We have been so lucky with our late summer vegetables this year. The tomatoes aren’t as sweet as the height of summer so they work really well being cooked. This is a light tasty one pot dinner using up the last bits of summer vegetables. The chorizo adds a really nice smokiness and meaty flavour. I like flavour so I added some spices into mine but dried herbs would work just as well to make it more Provençal.
Ingredients (serves 2)
- 4 chicken thighs
- 3 small cooking chorizo, sliced
- 2 banana shallots, peeled and finely sliced
- 2 garlic cloves, peeled and finely chopped
- 1 good tsp of ground cumin
- 1 level tsp turmeric
- 1/2 tsp chilli flakes
- 1/4 tsp seas salt and fresh pepper
- 1 medium to large courgette, cut into cubes
- 6-8 cherry vine tomatoes, halved
- 250ml good quality chicken stock
Directions
- Heat a lidded frying pan over a medium heat add the chorizo and fry for a couple of minutes on each side until they brown and release their oils. Once done place on some kitchen paper leaving the oils in the pan. Put the pan back on the heat, add the chicken and brown all over, set aside with the chorizo.
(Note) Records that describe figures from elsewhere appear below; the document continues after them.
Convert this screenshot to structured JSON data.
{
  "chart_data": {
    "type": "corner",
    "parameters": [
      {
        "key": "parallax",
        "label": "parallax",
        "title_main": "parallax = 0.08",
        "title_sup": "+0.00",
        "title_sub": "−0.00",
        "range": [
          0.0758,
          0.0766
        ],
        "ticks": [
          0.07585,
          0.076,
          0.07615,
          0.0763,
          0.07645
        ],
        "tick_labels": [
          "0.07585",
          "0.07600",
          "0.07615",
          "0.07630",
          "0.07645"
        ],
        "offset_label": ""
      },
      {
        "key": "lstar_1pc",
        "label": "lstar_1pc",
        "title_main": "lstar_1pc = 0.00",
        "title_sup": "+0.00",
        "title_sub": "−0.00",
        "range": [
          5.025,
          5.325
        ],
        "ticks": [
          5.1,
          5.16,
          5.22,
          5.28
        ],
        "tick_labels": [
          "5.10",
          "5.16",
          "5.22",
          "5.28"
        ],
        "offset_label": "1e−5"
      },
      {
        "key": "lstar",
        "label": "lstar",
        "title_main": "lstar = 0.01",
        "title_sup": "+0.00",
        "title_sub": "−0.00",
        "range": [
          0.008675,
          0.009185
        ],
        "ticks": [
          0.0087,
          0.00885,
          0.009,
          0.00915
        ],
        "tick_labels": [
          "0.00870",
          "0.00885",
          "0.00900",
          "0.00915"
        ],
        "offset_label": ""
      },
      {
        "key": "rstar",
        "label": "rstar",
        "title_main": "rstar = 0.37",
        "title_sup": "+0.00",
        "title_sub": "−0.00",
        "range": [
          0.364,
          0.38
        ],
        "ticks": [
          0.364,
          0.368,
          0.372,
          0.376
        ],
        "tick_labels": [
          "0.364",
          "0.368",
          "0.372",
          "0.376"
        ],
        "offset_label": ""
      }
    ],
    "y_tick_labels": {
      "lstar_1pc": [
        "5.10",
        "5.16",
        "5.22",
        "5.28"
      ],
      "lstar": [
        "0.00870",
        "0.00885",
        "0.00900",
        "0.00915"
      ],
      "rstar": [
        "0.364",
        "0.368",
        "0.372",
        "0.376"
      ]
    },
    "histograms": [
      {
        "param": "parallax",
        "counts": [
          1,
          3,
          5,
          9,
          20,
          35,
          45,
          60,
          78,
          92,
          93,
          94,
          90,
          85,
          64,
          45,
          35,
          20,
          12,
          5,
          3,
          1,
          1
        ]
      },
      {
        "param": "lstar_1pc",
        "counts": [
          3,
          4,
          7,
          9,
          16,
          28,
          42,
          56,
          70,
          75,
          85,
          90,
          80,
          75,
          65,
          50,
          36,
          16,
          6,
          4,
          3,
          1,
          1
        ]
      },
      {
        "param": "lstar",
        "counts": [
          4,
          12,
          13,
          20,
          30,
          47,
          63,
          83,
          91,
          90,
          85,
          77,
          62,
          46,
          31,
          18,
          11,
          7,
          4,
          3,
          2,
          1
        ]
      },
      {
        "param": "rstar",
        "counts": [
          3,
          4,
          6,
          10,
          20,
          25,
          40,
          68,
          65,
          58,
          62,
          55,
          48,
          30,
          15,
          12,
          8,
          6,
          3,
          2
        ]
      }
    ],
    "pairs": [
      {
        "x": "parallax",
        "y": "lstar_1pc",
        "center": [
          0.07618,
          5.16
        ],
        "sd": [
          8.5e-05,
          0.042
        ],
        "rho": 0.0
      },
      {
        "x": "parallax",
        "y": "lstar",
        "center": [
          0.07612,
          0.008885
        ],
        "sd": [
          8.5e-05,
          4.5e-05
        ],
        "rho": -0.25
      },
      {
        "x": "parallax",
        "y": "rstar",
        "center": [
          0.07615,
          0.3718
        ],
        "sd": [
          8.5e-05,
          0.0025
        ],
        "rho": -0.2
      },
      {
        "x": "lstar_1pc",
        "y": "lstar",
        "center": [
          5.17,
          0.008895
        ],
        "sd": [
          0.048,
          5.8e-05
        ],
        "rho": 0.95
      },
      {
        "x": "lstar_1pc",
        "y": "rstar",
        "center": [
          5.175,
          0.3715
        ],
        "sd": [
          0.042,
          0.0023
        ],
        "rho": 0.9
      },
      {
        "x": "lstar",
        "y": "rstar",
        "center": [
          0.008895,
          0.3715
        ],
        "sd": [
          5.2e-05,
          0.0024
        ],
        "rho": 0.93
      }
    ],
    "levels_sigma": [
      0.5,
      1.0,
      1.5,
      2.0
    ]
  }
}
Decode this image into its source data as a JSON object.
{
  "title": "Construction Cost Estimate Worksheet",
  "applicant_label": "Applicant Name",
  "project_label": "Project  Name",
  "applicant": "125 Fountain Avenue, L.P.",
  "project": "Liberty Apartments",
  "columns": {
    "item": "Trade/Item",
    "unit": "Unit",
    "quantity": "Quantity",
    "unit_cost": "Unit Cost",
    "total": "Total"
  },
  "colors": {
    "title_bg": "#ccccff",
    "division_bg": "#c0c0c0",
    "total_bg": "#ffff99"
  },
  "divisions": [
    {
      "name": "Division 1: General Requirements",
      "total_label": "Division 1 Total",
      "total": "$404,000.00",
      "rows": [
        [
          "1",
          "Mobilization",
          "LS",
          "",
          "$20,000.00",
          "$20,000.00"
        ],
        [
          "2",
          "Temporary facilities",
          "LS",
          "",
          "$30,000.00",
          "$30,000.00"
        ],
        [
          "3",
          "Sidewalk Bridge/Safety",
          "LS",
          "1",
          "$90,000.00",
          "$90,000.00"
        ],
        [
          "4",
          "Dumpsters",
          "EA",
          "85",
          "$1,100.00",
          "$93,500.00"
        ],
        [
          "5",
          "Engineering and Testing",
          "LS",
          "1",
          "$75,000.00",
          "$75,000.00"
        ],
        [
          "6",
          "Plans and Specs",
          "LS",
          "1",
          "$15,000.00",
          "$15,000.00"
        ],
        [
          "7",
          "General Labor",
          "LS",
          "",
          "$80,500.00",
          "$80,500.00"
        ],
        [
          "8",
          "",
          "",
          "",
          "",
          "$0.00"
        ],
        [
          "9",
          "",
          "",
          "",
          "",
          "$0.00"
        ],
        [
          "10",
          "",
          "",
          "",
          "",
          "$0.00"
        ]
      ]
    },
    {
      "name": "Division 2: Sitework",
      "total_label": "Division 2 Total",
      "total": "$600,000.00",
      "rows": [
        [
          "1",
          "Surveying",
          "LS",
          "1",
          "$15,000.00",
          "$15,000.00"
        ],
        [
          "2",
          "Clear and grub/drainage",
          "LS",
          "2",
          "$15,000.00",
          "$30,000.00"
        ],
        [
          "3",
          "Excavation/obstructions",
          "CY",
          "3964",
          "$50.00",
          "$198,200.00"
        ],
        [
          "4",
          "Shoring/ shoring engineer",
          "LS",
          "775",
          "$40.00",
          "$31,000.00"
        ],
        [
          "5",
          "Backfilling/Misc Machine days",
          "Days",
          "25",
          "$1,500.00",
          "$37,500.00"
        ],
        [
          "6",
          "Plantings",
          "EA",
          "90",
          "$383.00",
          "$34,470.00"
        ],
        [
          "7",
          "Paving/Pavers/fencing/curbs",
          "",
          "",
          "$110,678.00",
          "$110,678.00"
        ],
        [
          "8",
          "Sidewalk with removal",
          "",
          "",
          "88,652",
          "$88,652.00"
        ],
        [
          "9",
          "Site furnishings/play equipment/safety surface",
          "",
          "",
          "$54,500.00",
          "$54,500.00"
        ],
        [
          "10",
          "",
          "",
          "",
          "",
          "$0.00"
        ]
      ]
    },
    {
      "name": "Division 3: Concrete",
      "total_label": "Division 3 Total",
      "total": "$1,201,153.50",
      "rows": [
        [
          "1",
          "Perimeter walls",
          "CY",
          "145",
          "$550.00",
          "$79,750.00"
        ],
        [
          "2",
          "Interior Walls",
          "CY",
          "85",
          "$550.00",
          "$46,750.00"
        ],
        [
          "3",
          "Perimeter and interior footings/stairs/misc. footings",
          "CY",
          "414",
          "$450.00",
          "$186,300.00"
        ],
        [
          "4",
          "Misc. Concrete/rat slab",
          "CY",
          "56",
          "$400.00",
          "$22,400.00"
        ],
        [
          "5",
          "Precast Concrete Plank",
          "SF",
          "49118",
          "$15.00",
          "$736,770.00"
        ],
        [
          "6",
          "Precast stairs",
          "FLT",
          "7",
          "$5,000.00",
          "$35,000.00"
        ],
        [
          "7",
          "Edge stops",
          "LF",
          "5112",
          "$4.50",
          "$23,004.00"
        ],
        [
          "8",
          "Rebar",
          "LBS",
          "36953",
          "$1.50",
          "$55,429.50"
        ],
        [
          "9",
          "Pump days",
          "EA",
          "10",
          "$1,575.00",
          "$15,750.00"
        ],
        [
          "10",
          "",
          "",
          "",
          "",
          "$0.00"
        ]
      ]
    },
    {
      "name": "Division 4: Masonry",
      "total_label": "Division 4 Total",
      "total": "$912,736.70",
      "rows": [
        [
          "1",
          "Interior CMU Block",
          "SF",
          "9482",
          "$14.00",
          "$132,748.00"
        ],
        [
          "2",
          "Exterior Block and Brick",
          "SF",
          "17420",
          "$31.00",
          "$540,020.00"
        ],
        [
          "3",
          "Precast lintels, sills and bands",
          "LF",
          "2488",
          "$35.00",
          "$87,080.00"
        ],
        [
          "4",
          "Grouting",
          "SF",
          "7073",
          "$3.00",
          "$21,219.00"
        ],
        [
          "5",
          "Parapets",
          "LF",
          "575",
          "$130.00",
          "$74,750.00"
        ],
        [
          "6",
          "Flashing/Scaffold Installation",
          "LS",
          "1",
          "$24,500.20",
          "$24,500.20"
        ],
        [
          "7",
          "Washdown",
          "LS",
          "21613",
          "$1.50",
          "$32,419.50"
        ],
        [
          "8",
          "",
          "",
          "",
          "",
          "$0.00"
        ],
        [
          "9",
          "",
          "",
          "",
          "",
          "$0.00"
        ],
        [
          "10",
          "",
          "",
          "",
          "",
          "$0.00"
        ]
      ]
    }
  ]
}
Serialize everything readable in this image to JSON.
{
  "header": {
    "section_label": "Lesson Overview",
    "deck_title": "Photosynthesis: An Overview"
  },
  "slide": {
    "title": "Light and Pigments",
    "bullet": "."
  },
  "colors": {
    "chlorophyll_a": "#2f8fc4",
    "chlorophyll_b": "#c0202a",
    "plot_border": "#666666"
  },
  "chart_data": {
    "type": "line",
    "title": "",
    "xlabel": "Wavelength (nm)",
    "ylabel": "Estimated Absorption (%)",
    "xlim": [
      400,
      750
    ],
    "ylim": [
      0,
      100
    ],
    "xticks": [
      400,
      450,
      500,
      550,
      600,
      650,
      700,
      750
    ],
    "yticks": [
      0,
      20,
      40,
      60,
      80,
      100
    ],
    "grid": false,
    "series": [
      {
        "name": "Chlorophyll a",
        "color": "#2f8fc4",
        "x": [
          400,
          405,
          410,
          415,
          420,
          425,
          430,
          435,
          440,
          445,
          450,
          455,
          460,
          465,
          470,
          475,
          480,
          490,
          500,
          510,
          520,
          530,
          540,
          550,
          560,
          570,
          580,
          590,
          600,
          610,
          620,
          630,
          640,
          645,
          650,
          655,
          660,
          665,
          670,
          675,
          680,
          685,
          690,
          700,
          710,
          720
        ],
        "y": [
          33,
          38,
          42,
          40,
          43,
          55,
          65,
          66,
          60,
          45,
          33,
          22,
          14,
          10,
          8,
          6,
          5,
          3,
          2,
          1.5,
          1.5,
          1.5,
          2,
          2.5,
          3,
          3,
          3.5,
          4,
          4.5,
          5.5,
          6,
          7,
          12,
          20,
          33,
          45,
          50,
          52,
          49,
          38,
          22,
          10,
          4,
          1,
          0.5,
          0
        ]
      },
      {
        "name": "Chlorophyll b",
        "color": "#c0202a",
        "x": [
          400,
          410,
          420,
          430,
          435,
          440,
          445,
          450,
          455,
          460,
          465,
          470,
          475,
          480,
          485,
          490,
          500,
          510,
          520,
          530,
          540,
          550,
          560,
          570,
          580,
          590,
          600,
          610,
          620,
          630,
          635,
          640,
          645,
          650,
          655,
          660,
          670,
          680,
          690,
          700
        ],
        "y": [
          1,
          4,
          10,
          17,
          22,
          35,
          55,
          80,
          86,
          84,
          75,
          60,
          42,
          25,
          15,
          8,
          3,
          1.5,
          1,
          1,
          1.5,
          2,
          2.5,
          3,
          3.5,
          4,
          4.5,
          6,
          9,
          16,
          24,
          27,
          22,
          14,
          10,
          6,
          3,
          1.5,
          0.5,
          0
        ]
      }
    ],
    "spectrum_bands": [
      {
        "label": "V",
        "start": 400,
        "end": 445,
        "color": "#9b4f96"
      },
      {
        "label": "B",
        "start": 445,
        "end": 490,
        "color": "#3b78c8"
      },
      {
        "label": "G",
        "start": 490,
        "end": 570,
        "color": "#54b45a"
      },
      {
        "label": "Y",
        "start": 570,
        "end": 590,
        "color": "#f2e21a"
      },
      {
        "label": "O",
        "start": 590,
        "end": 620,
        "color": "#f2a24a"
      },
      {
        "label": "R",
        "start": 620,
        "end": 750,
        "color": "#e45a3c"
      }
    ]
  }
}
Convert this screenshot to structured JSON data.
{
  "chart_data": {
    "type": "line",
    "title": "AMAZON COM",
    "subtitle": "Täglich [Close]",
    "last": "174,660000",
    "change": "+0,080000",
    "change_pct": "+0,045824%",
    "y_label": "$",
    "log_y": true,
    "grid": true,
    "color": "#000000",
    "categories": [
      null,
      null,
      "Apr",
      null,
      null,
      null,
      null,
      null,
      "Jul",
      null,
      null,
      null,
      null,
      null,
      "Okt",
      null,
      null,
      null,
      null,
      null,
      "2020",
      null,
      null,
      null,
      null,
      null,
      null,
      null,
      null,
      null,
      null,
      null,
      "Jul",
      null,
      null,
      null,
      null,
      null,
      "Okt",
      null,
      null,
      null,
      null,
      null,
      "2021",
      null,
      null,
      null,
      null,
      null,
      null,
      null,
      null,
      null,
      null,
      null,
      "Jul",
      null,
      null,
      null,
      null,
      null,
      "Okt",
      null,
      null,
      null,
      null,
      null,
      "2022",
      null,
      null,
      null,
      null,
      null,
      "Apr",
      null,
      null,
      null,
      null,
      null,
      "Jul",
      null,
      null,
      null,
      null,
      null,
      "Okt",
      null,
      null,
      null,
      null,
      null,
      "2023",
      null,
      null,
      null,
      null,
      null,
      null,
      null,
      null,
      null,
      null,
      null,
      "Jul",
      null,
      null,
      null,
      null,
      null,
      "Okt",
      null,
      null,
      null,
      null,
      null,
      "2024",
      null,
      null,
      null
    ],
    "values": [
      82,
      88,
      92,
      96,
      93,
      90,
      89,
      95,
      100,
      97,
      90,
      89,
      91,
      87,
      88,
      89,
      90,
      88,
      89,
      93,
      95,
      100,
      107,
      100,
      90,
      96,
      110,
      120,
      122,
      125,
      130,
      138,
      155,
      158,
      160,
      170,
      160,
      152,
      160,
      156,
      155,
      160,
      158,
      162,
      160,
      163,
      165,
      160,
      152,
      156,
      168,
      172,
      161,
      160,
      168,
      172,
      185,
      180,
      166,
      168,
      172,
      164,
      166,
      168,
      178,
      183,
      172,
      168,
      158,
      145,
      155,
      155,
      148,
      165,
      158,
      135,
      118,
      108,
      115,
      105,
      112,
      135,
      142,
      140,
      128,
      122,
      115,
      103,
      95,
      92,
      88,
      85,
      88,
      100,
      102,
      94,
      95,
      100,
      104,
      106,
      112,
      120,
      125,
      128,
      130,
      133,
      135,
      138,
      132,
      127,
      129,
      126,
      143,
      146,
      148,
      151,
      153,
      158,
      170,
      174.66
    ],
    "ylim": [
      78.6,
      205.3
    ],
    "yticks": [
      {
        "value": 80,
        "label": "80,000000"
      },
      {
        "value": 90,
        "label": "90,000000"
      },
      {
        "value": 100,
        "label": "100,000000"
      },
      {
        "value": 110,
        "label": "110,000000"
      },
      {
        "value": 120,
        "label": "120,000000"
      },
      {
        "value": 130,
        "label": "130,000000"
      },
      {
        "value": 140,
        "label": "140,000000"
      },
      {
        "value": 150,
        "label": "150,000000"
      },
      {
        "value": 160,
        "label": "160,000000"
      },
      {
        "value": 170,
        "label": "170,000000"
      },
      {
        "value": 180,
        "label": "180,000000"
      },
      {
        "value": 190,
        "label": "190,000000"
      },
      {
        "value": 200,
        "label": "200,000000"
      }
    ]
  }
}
- If you need too add a drizzle of oil to the pan, add the shallots and cook for 3-4 minutes or until they have softened. Add the garlic and cook for another couple of minutes.
- Next add the spices, seasoning and courgettes and fry off for a minute or so.
- Add in the chicken, chorizo and tomatoes and pour in the stock. Bring to the boil, then reduce to a simmer. Put the lid on the pan and simmer for 20-25 minutes or until the chicken juices run clear. Serve between 2 serving bowls and enjoy.